The buying interest this past week helped trim the net outflows of FPIs for this month through June 14 at ₹ 3,064 crore, much lower than the net sold level of ₹14,794 crore in the first week ended June 7, depositories data showed.

FPIs had net sold equities worth ₹25,586 crore in May and ₹8,671 crore in April 2024. So far this calendar year, the aggregate net selling of equities stood at ₹26,428 crore.

After panic-selling ₹12,436 crore worth of equities in a single day on June 4, contributing to the market crash, FPIs have changed course with the new Modi-led NDA government back in office, showing increased buying interest this past week, market experts said.

Also, the return of market stability is reflected by the sharp drop in the fear gauge VIX from 27 on June 4th to 12.82 on June 14, according to V K Vijayakumar, Chief Investment Strategist at Geojit Financial Services.

“The resilience of the market and eagerness of retail investors to buy every dip in the market will force FPIs to reduce their selling which was sustained in May. However, if the market continues to rally from here, FPIs may again turn sellers in India and buyers in other markets like Hong Kong which are very cheap compared to India”, Vijayakumar added.


Jitendra Gohil, Chief Investment Strategist, Kotak Alternate Asset Managers said, “As the election related uncertainty is over and volatility gauge the VIX index abates, we expect some stability in FPI flows”.

After three consecutive months of FPI outflows, including month to date in June, it is possible that the selling fatigue may emerge, he said.

India’s macro picture remains extremely resilient and the growth has been surprising on the upside, Gohil said.

“We expect this may lead to minor upgrades to earnings in the coming quaters, which may help to allay valuation concerns a bit. We expect the upcoming budget to focus on balanced economic growth without impacting fiscal consolidation path, helping broadbased economic recovery. Good monsoon and falling inflation in India is another key monitorable”, Gohil added.


Manoj Purohit, Partner and leader of FS Tax, Tax and Regulatory Services at BDO India, said, “With the recent development and stability, FPIs’ confidence that India will continue the growth momentum has instilled a positive framework, and FPIs will return to India with numbers in green.”

There are high expectations about the upcoming Budget in July and it is expected to come with big announcements that will lay the roadmap for India’s economy to reach $5 trillion in the next three years, he said.

Sunil Damania, Chief Investment Officer, MojoPMS, said “We do not anticipate aggressive selling from FPIs; however, we should not expect strong inflows for the rest of the year. The primary concern for FPIs remains the high market valuations, likely to result in muted inflows for the full year”.

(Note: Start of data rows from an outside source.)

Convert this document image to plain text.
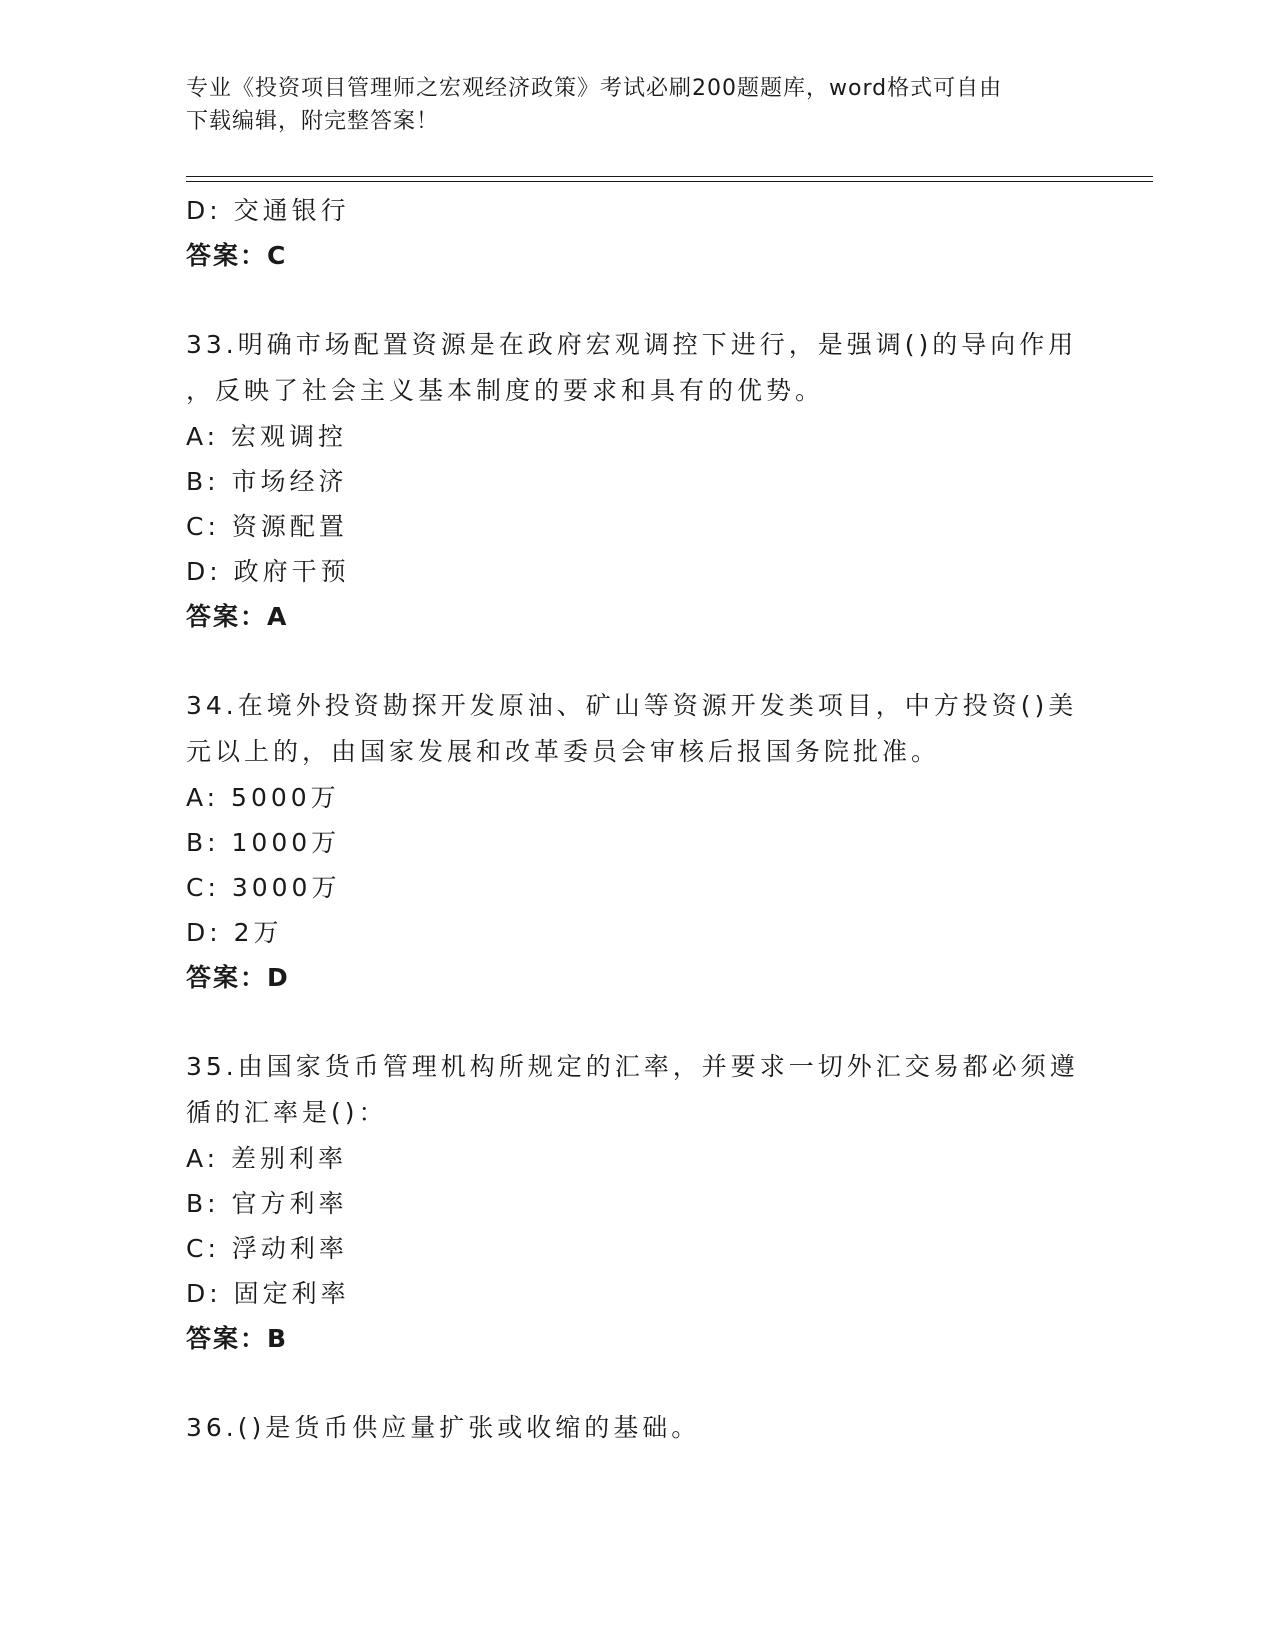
专业《投资项目管理师之宏观经济政策》考试必刷200题题库，word格式可自由
下载编辑，附完整答案！
D: 交通银行
答案：C
33.明确市场配置资源是在政府宏观调控下进行，是强调()的导向作用
，反映了社会主义基本制度的要求和具有的优势。
A: 宏观调控
B: 市场经济
C: 资源配置
D: 政府干预
答案：A
34.在境外投资勘探开发原油、矿山等资源开发类项目，中方投资()美
元以上的，由国家发展和改革委员会审核后报国务院批准。
A: 5000万
B: 1000万
C: 3000万
D: 2万
答案：D
35.由国家货币管理机构所规定的汇率，并要求一切外汇交易都必须遵
循的汇率是()：
A: 差别利率
B: 官方利率
C: 浮动利率
D: 固定利率
答案：B
36.()是货币供应量扩张或收缩的基础。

FPIs are waiting to see what the budget would hold for the economy, he added.

There is uncertainty surrounding the upcoming budget and should the NDA government adopt a populist approach, it could impede economic reforms, Damania added.

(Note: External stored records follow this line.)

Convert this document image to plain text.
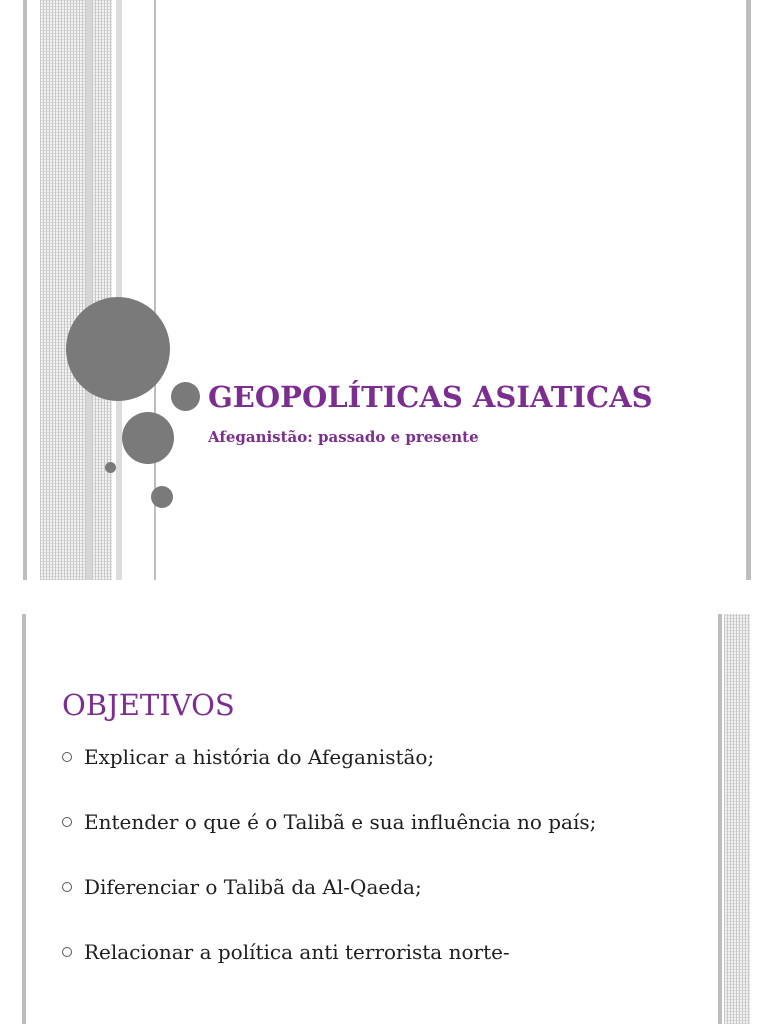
GEOPOLÍTICAS ASIATICAS

Afeganistão: passado e presente

OBJETIVOS
Explicar a história do Afeganistão;
Entender o que é o Talibã e sua influência no país;
Diferenciar o Talibã da Al-Qaeda;
Relacionar a política anti terrorista norte-
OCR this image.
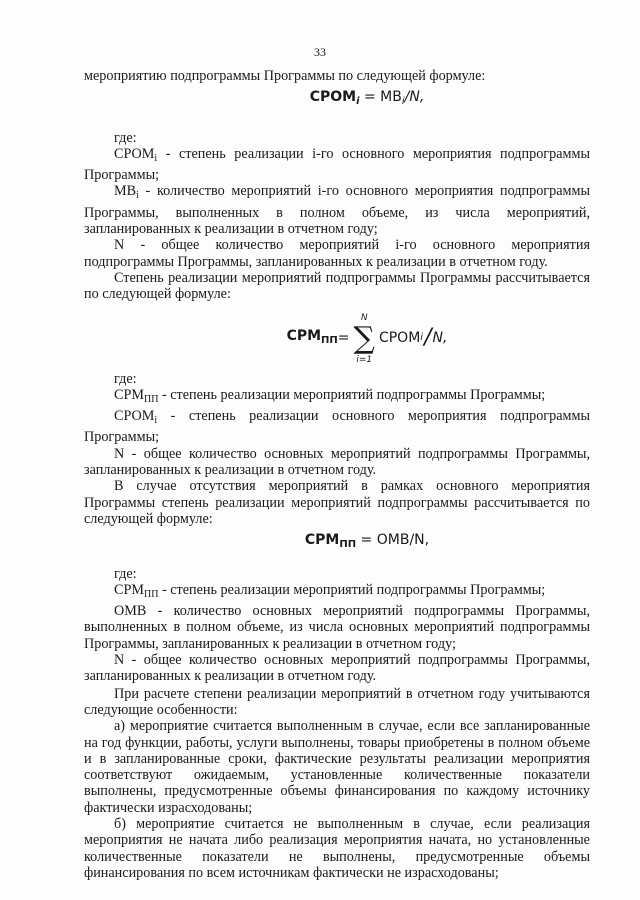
33

мероприятию подпрограммы Программы по следующей формуле:

$СРОМ_i = МВ_i/N$,

где:

$СРОМ_i$ - степень реализации i-го основного мероприятия подпрограммы Программы;

$МВ_i$ - количество мероприятий i-го основного мероприятия подпрограммы Программы, выполненных в полном объеме, из числа мероприятий, запланированных к реализации в отчетном году;

N - общее количество мероприятий i-го основного мероприятия подпрограммы Программы, запланированных к реализации в отчетном году.

Степень реализации мероприятий подпрограммы Программы рассчитывается по следующей формуле:

$СРМ_{ПП}$ =
N
∑
i=1
СРОМ i / N,

где:

$СРМ_{ПП}$ - степень реализации мероприятий подпрограммы Программы;

$СРОМ_i$ - степень реализации основного мероприятия подпрограммы Программы;

N - общее количество основных мероприятий подпрограммы Программы, запланированных к реализации в отчетном году.

В случае отсутствия мероприятий в рамках основного мероприятия Программы степень реализации мероприятий подпрограммы рассчитывается по следующей формуле:

$СРМ_{ПП} = ОМВ/N$,

где:

$СРМ_{ПП}$ - степень реализации мероприятий подпрограммы Программы;

ОМВ - количество основных мероприятий подпрограммы Программы, выполненных в полном объеме, из числа основных мероприятий подпрограммы Программы, запланированных к реализации в отчетном году;

N - общее количество основных мероприятий подпрограммы Программы, запланированных к реализации в отчетном году.

При расчете степени реализации мероприятий в отчетном году учитываются следующие особенности:

а) мероприятие считается выполненным в случае, если все запланированные на год функции, работы, услуги выполнены, товары приобретены в полном объеме и в запланированные сроки, фактические результаты реализации мероприятия соответствуют ожидаемым, установленные количественные показатели выполнены, предусмотренные объемы финансирования по каждому источнику фактически израсходованы;

б) мероприятие считается не выполненным в случае, если реализация мероприятия не начата либо реализация мероприятия начата, но установленные количественные показатели не выполнены, предусмотренные объемы финансирования по всем источникам фактически не израсходованы;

The continuous inflow of retail money has effectively counterbalanced the outflow of FPI funds, contributing to the buoyancy of the Indian market, Damania added.

“The power of retail money is here to stay. That means FPIs inflow or outflows are of little significance for the market”, he said.

FPIs had injected over ₹2 lakh crore in the previous fiscal year. Historical trends suggest that consecutive years of record inflows are uncommon, Damania added.